If you told me that your processing team turned around over a thousand widgets per day and that you just asked five people how long their last widget took to process: 28, 36, 24, 30 and 31 minutes. Now if I say that I predict your median process time is somewhere between 24 and 36 minutes you will probably think that’s a reasonable guess based on the few examples. However, if I then said I was over 93% sure of my prediction, you might think I was being rather over confident. Lets look at the maths behind why I can be so sure with so few data points.
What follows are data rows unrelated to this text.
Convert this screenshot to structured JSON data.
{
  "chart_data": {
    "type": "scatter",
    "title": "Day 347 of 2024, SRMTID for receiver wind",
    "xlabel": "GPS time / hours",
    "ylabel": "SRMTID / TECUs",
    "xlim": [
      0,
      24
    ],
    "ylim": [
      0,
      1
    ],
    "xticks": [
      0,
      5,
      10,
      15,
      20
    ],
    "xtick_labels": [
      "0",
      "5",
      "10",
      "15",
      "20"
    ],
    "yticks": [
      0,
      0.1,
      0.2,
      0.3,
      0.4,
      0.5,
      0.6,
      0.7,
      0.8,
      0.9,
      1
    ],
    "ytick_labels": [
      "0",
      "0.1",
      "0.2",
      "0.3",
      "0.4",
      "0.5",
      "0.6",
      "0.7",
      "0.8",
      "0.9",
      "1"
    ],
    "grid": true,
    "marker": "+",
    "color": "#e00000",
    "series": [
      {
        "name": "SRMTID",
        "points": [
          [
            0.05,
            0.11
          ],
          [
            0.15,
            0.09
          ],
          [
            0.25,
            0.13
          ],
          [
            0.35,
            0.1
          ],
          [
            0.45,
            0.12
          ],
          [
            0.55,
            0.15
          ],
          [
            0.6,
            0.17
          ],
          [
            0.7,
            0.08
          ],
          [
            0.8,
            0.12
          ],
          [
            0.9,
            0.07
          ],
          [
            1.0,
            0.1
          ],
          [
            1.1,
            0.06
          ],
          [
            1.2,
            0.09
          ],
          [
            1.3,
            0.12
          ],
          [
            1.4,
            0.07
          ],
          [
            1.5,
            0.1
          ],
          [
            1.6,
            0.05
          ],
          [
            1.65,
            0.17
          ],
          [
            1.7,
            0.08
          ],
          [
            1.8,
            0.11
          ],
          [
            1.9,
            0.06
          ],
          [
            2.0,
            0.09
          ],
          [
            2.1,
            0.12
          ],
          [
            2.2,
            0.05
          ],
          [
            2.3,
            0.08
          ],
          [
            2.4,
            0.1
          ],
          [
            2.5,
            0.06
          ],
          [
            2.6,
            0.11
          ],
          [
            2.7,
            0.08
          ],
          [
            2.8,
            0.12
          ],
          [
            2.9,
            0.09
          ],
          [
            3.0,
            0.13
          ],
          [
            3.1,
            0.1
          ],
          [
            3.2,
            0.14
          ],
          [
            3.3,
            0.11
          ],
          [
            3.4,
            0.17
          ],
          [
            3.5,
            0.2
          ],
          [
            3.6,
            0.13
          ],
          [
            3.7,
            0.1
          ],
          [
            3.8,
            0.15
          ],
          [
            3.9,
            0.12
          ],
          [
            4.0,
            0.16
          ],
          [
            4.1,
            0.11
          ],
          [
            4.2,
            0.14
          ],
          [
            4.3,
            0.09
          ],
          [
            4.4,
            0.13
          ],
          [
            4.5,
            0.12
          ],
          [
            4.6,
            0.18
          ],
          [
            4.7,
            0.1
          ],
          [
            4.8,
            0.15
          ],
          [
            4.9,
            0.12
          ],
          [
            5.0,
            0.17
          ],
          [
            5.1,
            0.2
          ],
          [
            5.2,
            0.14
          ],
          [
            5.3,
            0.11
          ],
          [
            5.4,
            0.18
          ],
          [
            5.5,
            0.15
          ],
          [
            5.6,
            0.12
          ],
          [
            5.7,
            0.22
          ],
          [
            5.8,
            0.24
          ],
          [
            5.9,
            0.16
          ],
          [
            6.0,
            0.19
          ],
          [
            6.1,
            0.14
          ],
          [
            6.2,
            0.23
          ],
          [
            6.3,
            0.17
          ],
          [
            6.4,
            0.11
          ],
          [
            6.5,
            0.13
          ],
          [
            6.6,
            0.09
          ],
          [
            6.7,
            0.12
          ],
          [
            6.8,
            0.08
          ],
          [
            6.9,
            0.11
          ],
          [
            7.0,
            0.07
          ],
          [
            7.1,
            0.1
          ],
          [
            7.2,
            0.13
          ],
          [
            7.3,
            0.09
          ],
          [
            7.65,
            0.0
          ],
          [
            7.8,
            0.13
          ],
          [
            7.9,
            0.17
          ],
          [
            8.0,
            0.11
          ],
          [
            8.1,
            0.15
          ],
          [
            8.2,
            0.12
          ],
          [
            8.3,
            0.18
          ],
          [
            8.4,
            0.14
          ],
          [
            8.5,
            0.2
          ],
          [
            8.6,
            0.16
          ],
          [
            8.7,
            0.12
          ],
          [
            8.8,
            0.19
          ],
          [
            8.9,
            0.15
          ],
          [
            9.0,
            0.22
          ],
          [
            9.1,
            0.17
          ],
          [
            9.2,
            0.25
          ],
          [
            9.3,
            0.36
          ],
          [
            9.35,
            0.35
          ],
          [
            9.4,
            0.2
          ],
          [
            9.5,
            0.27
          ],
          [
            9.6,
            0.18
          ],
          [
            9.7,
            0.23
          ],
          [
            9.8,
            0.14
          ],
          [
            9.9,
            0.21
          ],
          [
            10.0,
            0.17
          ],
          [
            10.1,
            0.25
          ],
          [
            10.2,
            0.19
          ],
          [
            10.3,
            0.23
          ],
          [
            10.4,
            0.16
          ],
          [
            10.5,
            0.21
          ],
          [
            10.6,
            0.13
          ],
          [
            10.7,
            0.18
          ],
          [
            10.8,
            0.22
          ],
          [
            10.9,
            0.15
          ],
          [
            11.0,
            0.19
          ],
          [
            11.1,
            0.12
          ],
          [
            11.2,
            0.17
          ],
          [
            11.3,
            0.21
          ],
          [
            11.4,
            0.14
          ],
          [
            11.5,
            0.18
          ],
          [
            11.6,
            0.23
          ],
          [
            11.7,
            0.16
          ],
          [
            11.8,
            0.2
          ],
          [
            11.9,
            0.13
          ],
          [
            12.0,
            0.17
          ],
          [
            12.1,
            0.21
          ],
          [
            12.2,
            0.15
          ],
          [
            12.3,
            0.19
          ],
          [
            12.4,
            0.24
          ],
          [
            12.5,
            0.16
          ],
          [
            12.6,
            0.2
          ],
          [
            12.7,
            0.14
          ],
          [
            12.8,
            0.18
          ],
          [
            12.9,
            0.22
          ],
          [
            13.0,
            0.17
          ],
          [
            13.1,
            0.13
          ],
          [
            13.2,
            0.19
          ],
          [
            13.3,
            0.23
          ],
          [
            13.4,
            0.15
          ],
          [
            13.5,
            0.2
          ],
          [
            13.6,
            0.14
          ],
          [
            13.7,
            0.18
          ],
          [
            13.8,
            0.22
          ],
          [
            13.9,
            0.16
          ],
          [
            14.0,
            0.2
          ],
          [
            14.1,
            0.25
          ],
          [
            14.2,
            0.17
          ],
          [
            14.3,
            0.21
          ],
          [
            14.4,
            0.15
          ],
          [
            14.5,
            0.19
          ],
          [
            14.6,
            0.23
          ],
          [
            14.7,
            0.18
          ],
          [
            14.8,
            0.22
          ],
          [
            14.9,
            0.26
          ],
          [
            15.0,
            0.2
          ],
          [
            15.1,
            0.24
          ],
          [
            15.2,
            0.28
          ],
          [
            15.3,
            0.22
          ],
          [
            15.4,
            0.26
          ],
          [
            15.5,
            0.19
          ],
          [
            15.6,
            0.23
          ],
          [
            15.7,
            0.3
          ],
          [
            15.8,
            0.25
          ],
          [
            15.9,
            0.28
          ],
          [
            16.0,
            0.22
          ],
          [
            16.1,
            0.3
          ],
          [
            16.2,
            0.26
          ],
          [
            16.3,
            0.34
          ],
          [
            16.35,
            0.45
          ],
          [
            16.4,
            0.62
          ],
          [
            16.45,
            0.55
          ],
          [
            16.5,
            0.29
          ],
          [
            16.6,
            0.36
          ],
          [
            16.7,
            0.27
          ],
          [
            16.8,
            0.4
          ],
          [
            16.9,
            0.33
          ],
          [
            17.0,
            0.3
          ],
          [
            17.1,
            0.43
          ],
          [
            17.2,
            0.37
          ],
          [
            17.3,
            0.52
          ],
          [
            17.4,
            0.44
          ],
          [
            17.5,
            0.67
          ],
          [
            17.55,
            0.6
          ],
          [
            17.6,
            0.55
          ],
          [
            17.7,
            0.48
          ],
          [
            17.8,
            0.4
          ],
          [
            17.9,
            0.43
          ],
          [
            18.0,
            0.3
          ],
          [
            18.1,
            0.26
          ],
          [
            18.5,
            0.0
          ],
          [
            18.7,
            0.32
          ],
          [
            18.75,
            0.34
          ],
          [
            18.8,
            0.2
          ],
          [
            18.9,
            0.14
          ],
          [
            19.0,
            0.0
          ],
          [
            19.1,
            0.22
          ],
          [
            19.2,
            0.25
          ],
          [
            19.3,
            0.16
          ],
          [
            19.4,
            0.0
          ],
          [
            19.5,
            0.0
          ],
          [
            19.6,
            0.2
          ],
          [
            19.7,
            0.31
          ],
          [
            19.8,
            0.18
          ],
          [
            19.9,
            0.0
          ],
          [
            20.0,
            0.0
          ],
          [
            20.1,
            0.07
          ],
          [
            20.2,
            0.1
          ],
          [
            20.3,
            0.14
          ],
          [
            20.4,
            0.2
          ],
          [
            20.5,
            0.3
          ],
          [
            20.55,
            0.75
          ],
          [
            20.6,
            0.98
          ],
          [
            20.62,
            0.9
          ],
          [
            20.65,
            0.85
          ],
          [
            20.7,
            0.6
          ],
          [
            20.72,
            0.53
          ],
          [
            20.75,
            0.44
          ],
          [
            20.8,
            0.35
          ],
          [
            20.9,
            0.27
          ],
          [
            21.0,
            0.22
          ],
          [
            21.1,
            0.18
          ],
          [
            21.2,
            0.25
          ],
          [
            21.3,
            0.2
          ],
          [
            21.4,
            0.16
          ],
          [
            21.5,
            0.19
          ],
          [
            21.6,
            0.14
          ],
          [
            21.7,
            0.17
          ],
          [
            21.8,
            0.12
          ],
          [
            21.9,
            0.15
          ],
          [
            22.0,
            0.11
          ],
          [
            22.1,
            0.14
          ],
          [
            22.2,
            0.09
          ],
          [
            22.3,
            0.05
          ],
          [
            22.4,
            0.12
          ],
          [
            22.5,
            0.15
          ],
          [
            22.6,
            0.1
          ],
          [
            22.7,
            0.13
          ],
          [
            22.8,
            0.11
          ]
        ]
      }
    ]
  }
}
So this is a concept I picked up from Douglas Hubbard’s book, How to Measure Anything. A fine read for anyone for whom measurement of things is important,. Especially in a business environment where very often people think something can’t be measured properly or, conversely, needs to be perfectly precise to be valuable.

So anyway, as explained in the book, the above situation and the precision expressed is actually fairly easy to reach. First of we need to remember that we’re talking about estimating the median of a range. The median, by it’s nature has half the values in the population greater than it and half less.

So what’s the chance of any one data point being above or below the median? Fifty-fifty for each. Just like a coin toss.

Now we’re predicting that the median lies between the smallest and the largest sampled value. That means for us to be wrong, every value would need to be above the true median or every value be below it. We just worked out the chance of that happening once so it’s trivial to work out the chance of it happening five times.

0.5 x 0.5 x 0.5 x 0.5 x 0.5 = 0.03125

So there is a 3.125% chance of getting all five sampled values above the median. There’s another 3.125% chance of them all being lower than the median. These two values combined are the probability that we were wrong in the prediction. So we can invert this figure to establish our confidence.

1 – (0.03125 + 0.03125) = 0.9375

So we have a 93.75% confidence that the sampled values weren’t all greater or all smaller than the median of the whole set of values. Or, put another way, than the median lies between the smallest and largest value of the sample set.

Want over 99% confidence? That’s only 8 data points. Lucky enough to have 20? You can push to 99.9998% certainty that the median will lie between the min and max values. Really though, this goes to show that as a guideline we can reach a good level of understanding with very little effort. That’s not to say the effort to get a better understanding is pointless. It may be very valuable. However, if the Rule of 5 gets you close enough you can save a lot of time and effort.

It’s very easy for us as analysts to want more data – this isn’t a bad thing but we also need to appreciate the value of what we have. A small sample may not give us the precise answer we’re looking for but it can give us a range to work with. Even if this range is fairly large (my example was pretty consistent) it may provide us more information than we had before. This gives us a better position from which to make decisions or direct our efforts.